Il contenzioso tra lo Stato e una ditta di onoranze funebri sull'uso di logo e stemma ufficiali. Per i privati il marchio è stato depositato correttamente, ma...
LUGANO - Per colpire colpisce. Tra le recenti polemiche sulla paternità dei loghi, ce n’è una che si trascina da tempo e riguarda il marchio scelto dall’agenzia di onoranze funebri “TI Centro funerario” di Bellinzona (con succursale a Lugano, vedi foto). Un marchio che trasmette a chi guarda un non so che di “ufficiale”. Merito del segno “TI” che ricalca quello della Repubblica e Cantone del Ticino e del sigillo (lo stemma) che appare nella versione nota e poi capovolta. A guisa di lapide scudata.

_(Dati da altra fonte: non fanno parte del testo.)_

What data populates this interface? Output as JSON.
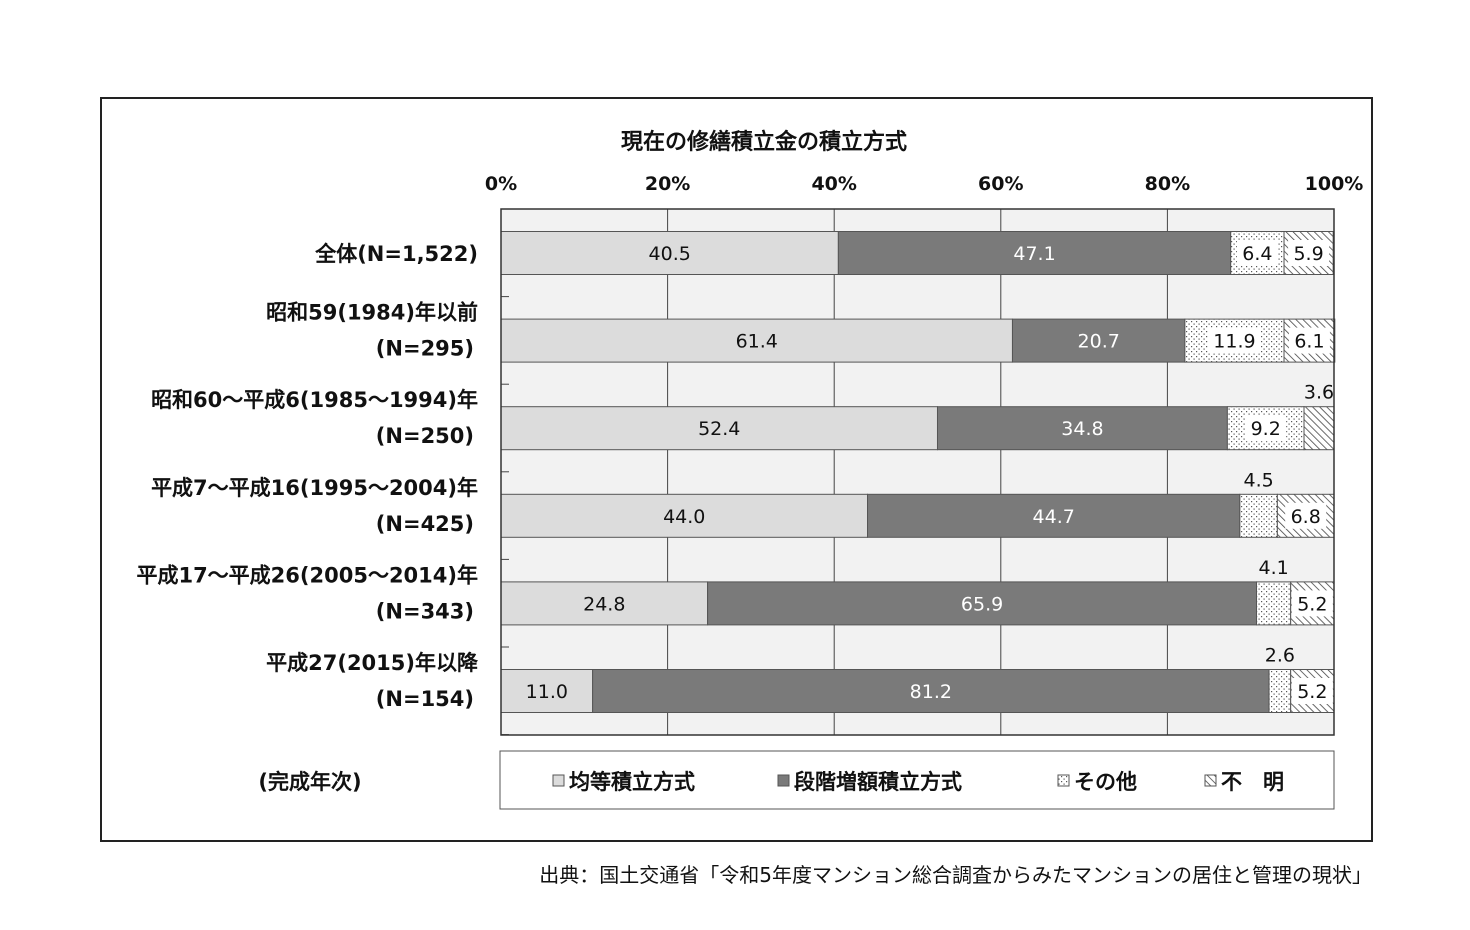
{
  "chart_data": {
    "type": "bar",
    "orientation": "horizontal",
    "stacked": "percent",
    "title": "現在の修繕積立金の積立方式",
    "x_ticks": [
      "0%",
      "20%",
      "40%",
      "60%",
      "80%",
      "100%"
    ],
    "xlim": [
      0,
      100
    ],
    "grid": true,
    "categories": [
      [
        "全体(N=1,522)"
      ],
      [
        "昭和59(1984)年以前",
        "(N=295)"
      ],
      [
        "昭和60〜平成6(1985〜1994)年",
        "(N=250)"
      ],
      [
        "平成7〜平成16(1995〜2004)年",
        "(N=425)"
      ],
      [
        "平成17〜平成26(2005〜2014)年",
        "(N=343)"
      ],
      [
        "平成27(2015)年以降",
        "(N=154)"
      ]
    ],
    "category_axis_label": "(完成年次)",
    "series": [
      {
        "name": "均等積立方式",
        "values": [
          40.5,
          61.4,
          52.4,
          44.0,
          24.8,
          11.0
        ],
        "labels": [
          "40.5",
          "61.4",
          "52.4",
          "44.0",
          "24.8",
          "11.0"
        ],
        "color": "#dcdcdc",
        "pattern": "solid"
      },
      {
        "name": "段階増額積立方式",
        "values": [
          47.1,
          20.7,
          34.8,
          44.7,
          65.9,
          81.2
        ],
        "labels": [
          "47.1",
          "20.7",
          "34.8",
          "44.7",
          "65.9",
          "81.2"
        ],
        "color": "#7a7a7a",
        "pattern": "solid"
      },
      {
        "name": "その他",
        "values": [
          6.4,
          11.9,
          9.2,
          4.5,
          4.1,
          2.6
        ],
        "labels": [
          "6.4",
          "11.9",
          "9.2",
          "4.5",
          "4.1",
          "2.6"
        ],
        "color": "#ffffff",
        "pattern": "dots"
      },
      {
        "name": "不　明",
        "values": [
          5.9,
          6.1,
          3.6,
          6.8,
          5.2,
          5.2
        ],
        "labels": [
          "5.9",
          "6.1",
          "3.6",
          "6.8",
          "5.2",
          "5.2"
        ],
        "color": "#ffffff",
        "pattern": "hatch"
      }
    ],
    "legend_placement": "bottom"
  },
  "source": "出典：国土交通省「令和5年度マンション総合調査からみたマンションの居住と管理の現状」"
}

Fatto sta che a Bellinzona non l'hanno presa bene e sono ben lungi dal volerci mettere una “pietra sopra”. Anzi, come appurato da Tio/20minuti, sull’utilizzo di logo e sigillo ufficiali è da tempo aperto un contenzioso giuridico tra il Cantone e il TI Centro funerario.E proprio la nuova "Legge federale sulla protezione dello stemma della Svizzera e di altri segni pubblici" viene invocata per risolvere la tenzone. In particolare l’articolo 8, che stabilisce come tali stemmi e segni “possono essere usati soltanto dall’ente pubblico a cui si riferiscono”. Non possono quindi essere usati da terzi, salvo autorizzazioni (che non vengono mai concesse dal Cantone, salvo patrocini di manifestazioni, eventi o pubblicazioni, ma assolutamente non per attività commerciali). A Bellinzona sono granitici sul rifiuto di far concessioni. Anche perché, dicono, l'ambito appare ulteriormente delicato, visto che il logo potrebbe suggerire a qualche cliente della ditta un coinvolgimento diretto del Cantone del servizio funerario. Insomma, è una questione anche di buon gusto.
Di tutt’altro avviso è Stefano Rozner, titolare dell’agenzia funeraria, che replica colpo su colpo. «È una discussione aperta da nove anni - ricorda-. Nove anni fa, appunto, abbiamo depositato all’Istituto federale della proprietà intellettuale questo marchio svizzero. Criticarne l’uso può essere legittimo, ma l’Ipi lo ha esaminato e dopo dopo 4 mesi di analisi è stato depositato. Da quel momento dire che noi abbiamo compiuto un illecito non mi pare corretto. Altrimenti ci sarebbe una prima mondiale, in cui uno deposita un marchio per non utilizzarlo».
Per il Cantone il contenzioso è aperto, per Rozner conta che «l’opposizione del Consiglio di Stato è stata respinta dall’Ipi. Poi sono andati avanti per altre vie legali». Per Rozner è legittimo parlarne, ma «bisognerebbe trattenersi dal defininirlo atto illecito o illegale, perché altrimenti si sconfina dallo stato di diritto». Il Ticino, conclude Rozner con filosofia, «è il territorio dei punti di vista diversi. Prendiamo la Lia (l’albo degli artigiani, ndr) secondo voi è legale o illegale?». Di sicuro c'è chi vuole farle il funerale.
Quando Bruno Monguzzi ridisegnò il Ticino
Nel 1991, quando Bruno Monguzzi concepisce la nuova identità visiva per l’Amministrazione cantonale l'acronimo “ti”, affiancato dallo scudo, già esisteva. «Essendo - spiega a Tio/20Minuti il famoso designer svizzero - radicato nella memoria collettiva locale, proprio grazie al forte taglio obliquo nella lettera “t”, la più spiccata peculiarità del carattere Gill, avevo proposto il Gill Sans come carattere istituzionale. Siccome l’acronimo soffriva nel rimpicciolimento (il puntino della i risultava appiccicato alla barra), lo avevo ridisegnato conservandone le caratteristiche fondamentali». Ma l'intervento di Monguzzi riguardò anche lo stemma: «Avevo anche ridisegnato lo scudo omettendo la cornice, per renderlo più essenziale». Una spiegazione più ampia si trova anche nel libro, Bruno Monguzzi, La mosca e la ragnatela, Edizioni Casagrande, Bellinzona, 2016.